The experiments show that, as shown in the following table, LocDiff performs excellently in most test scenarios. To further improve the fine - grained performance, the researchers designed a hybrid model LocDiff - H. By limiting the retrieval range of GeoCLIP to a 200 - kilometer radius around the position generated by LocDiff, they effectively combined the advantages of the two types of methods. LocDiff - H performs outstandingly on Im2GPS3k and YFCC26k, but is inferior to the original LocDiff on GWS15k, especially at the fine - grained scale. This is mainly because there is a significant distribution difference between GWS15k and the training set, causing the inductive bias of GeoCLIP to have a negative impact.

Main calculation results using GeoCLIP

As shown in the following table, in comparison with similar generative models, LocDiff outperforms comparison models such as DiffR³ and FMR³ on the OSM - 5M and YFCC - 4k datasets, verifying the advantages of the multi - scale latent diffusion method.

Comparison of LocDiff with existing generative methods

The analysis of generalization ability reveals the unique value of generative methods.
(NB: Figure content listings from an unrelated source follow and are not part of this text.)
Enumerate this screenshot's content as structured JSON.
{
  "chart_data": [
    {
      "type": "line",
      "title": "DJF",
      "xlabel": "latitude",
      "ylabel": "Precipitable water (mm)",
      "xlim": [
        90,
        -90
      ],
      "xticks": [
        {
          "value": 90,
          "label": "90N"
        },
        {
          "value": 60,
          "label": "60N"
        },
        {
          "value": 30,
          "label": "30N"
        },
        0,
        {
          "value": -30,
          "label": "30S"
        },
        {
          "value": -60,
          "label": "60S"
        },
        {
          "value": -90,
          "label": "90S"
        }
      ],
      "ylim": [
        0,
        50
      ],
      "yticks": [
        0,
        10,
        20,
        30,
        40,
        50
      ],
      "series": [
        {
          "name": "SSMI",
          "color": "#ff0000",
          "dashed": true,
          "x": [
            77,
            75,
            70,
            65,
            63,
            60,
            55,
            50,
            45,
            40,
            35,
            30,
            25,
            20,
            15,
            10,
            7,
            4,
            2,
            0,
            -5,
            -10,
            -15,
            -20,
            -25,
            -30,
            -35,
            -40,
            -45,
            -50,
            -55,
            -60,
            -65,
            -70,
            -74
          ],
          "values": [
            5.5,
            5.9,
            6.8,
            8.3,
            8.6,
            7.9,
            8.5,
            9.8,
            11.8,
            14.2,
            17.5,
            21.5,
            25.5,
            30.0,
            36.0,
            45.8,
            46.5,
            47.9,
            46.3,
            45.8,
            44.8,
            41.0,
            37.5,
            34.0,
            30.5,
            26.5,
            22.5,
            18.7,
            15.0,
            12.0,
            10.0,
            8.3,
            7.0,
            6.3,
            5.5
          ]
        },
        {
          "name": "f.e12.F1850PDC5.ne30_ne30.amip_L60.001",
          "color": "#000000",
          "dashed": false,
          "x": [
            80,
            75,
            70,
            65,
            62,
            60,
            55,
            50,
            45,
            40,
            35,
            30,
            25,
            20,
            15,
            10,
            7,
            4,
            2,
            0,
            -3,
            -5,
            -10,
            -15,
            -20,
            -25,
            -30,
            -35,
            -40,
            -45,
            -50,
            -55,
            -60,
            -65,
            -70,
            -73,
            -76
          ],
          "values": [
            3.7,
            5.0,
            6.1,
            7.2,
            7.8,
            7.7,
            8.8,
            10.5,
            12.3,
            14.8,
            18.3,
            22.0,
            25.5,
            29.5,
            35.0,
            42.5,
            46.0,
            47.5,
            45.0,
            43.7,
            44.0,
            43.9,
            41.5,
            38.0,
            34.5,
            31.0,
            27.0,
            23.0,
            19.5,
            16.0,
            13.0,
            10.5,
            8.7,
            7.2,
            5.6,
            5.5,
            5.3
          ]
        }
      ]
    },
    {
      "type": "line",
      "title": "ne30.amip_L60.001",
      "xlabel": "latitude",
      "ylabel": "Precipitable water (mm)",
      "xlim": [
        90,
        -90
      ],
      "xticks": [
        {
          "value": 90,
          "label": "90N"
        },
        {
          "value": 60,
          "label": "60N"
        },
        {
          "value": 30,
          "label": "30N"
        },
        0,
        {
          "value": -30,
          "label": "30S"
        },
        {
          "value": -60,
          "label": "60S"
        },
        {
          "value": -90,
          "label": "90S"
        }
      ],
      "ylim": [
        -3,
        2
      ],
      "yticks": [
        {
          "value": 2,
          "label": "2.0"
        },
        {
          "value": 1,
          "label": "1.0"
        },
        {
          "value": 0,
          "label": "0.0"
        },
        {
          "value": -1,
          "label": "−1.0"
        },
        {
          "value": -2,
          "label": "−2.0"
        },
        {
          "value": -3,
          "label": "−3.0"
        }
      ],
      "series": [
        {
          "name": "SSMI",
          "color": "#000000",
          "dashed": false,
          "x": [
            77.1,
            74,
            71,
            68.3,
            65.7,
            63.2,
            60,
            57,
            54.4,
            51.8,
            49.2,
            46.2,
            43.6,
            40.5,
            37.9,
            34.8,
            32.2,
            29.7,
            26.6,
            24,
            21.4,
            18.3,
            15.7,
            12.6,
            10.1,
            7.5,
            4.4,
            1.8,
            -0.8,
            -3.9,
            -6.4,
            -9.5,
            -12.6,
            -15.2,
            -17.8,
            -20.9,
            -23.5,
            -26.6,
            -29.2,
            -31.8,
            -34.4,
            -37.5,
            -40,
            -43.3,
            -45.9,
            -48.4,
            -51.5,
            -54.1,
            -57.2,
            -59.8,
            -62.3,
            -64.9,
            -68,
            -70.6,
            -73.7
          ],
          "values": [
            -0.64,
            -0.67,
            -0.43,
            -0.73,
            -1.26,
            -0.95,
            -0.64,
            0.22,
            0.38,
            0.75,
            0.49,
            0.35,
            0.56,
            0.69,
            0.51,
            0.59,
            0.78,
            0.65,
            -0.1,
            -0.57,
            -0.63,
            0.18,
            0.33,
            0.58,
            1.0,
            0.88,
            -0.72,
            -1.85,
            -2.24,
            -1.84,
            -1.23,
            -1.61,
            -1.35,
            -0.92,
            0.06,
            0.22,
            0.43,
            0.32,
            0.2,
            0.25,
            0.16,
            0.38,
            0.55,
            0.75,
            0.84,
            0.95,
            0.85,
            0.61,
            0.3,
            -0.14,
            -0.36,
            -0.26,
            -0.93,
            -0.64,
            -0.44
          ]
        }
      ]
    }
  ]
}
The retrieval - based GeoCLIP heavily relies on the spatial coverage of the image library: When the distribution of the test set does not match that of the training set, its performance drops significantly; even when using millions of uniform grid points as candidate locations, its performance at scales of 200 kilometers and above is still far inferior to that when using the original image library. This reflects the limited ability of this method to adapt to unseen locations.

In contrast, LocDiff shows robust generalization ability. As shown in the following table, experimental verification shows that whether the anchor points are the locations in the MP16 image library or uniform grid points, and whether the number of anchor points increases from 21,000 to 1 million, the performance of LocDiff remains stable, further confirming its robustness.
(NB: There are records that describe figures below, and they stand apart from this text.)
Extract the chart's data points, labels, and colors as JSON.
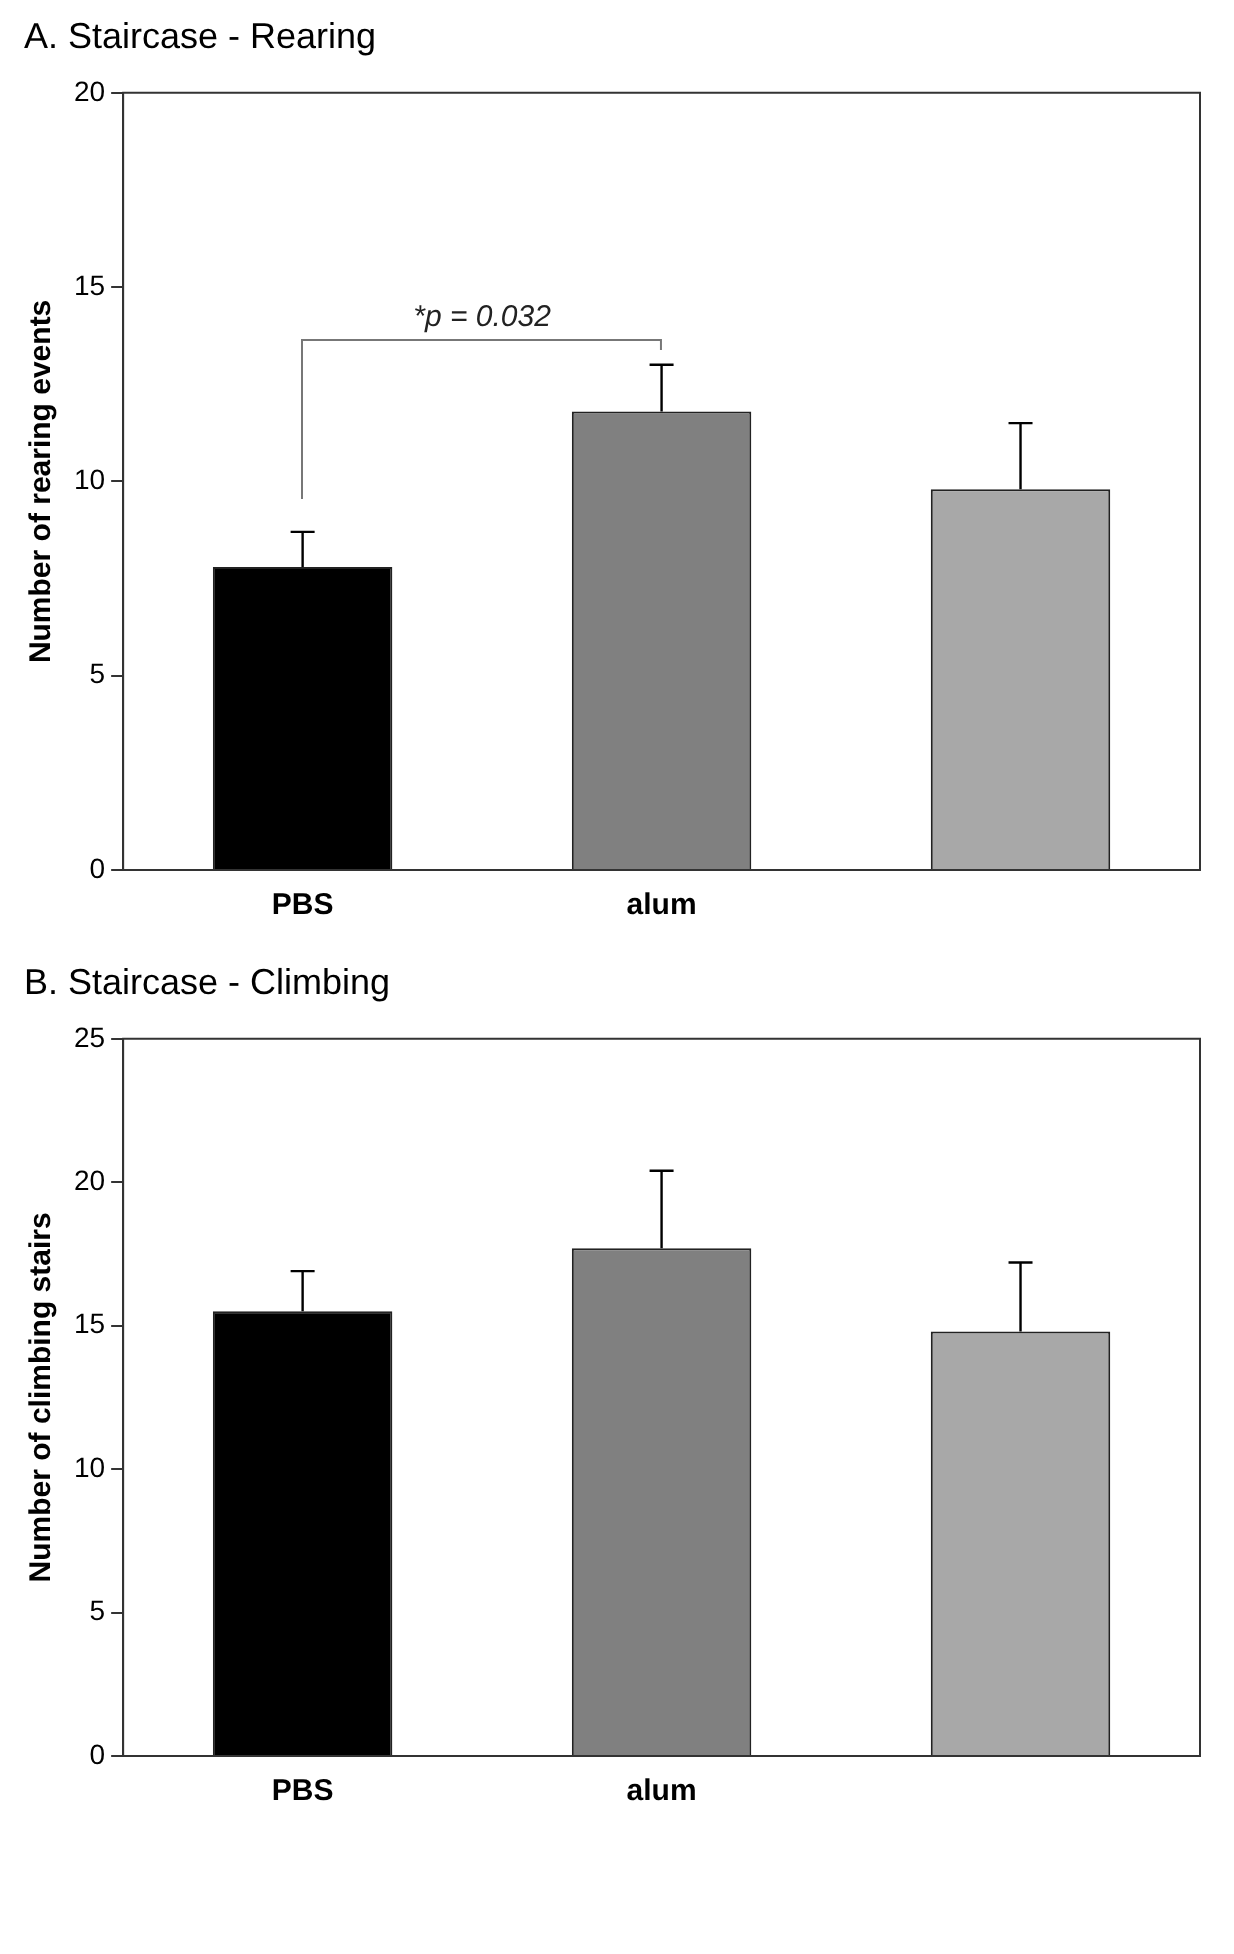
{
  "chart_data": [
    {
      "type": "bar",
      "title": "A. Staircase - Rearing",
      "ylabel": "Number of rearing events",
      "categories": [
        "PBS",
        "alum",
        null
      ],
      "values": [
        7.8,
        11.8,
        9.8
      ],
      "colors": [
        "#000000",
        "#808080",
        "#a8a8a8"
      ],
      "errors": [
        [
          7.8,
          8.7
        ],
        [
          11.8,
          13.0
        ],
        [
          9.8,
          11.5
        ]
      ],
      "ylim": [
        0,
        20
      ],
      "yticks": [
        0,
        5,
        10,
        15,
        20
      ],
      "grid": false,
      "legend": false,
      "annotations": [
        "*p = 0.032"
      ]
    },
    {
      "type": "bar",
      "title": "B. Staircase - Climbing",
      "ylabel": "Number of climbing stairs",
      "categories": [
        "PBS",
        "alum",
        null
      ],
      "values": [
        15.5,
        17.7,
        14.8
      ],
      "colors": [
        "#000000",
        "#808080",
        "#a8a8a8"
      ],
      "errors": [
        [
          15.5,
          16.9
        ],
        [
          17.7,
          20.4
        ],
        [
          14.8,
          17.2
        ]
      ],
      "ylim": [
        0,
        25
      ],
      "yticks": [
        0,
        5,
        10,
        15,
        20,
        25
      ],
      "grid": false,
      "legend": false
    }
  ]
}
Generalization experiment results

In terms of computational efficiency, LocDiff performs excellently. The SHDD encoding/decoding is a deterministic closed - form operation, with a time complexity close to a constant level and a linear space complexity. During training, the SHDD encoding can be pre - computed as an embedding lookup table, and decoding is achieved through efficient matrix multiplication and argmax operations. In particular, the multi - scale SHDD representation significantly accelerates the convergence of the diffusion process - LocDiff only needs about 2 million steps to converge on the YFCC dataset, while the best similar model needs 10 million steps.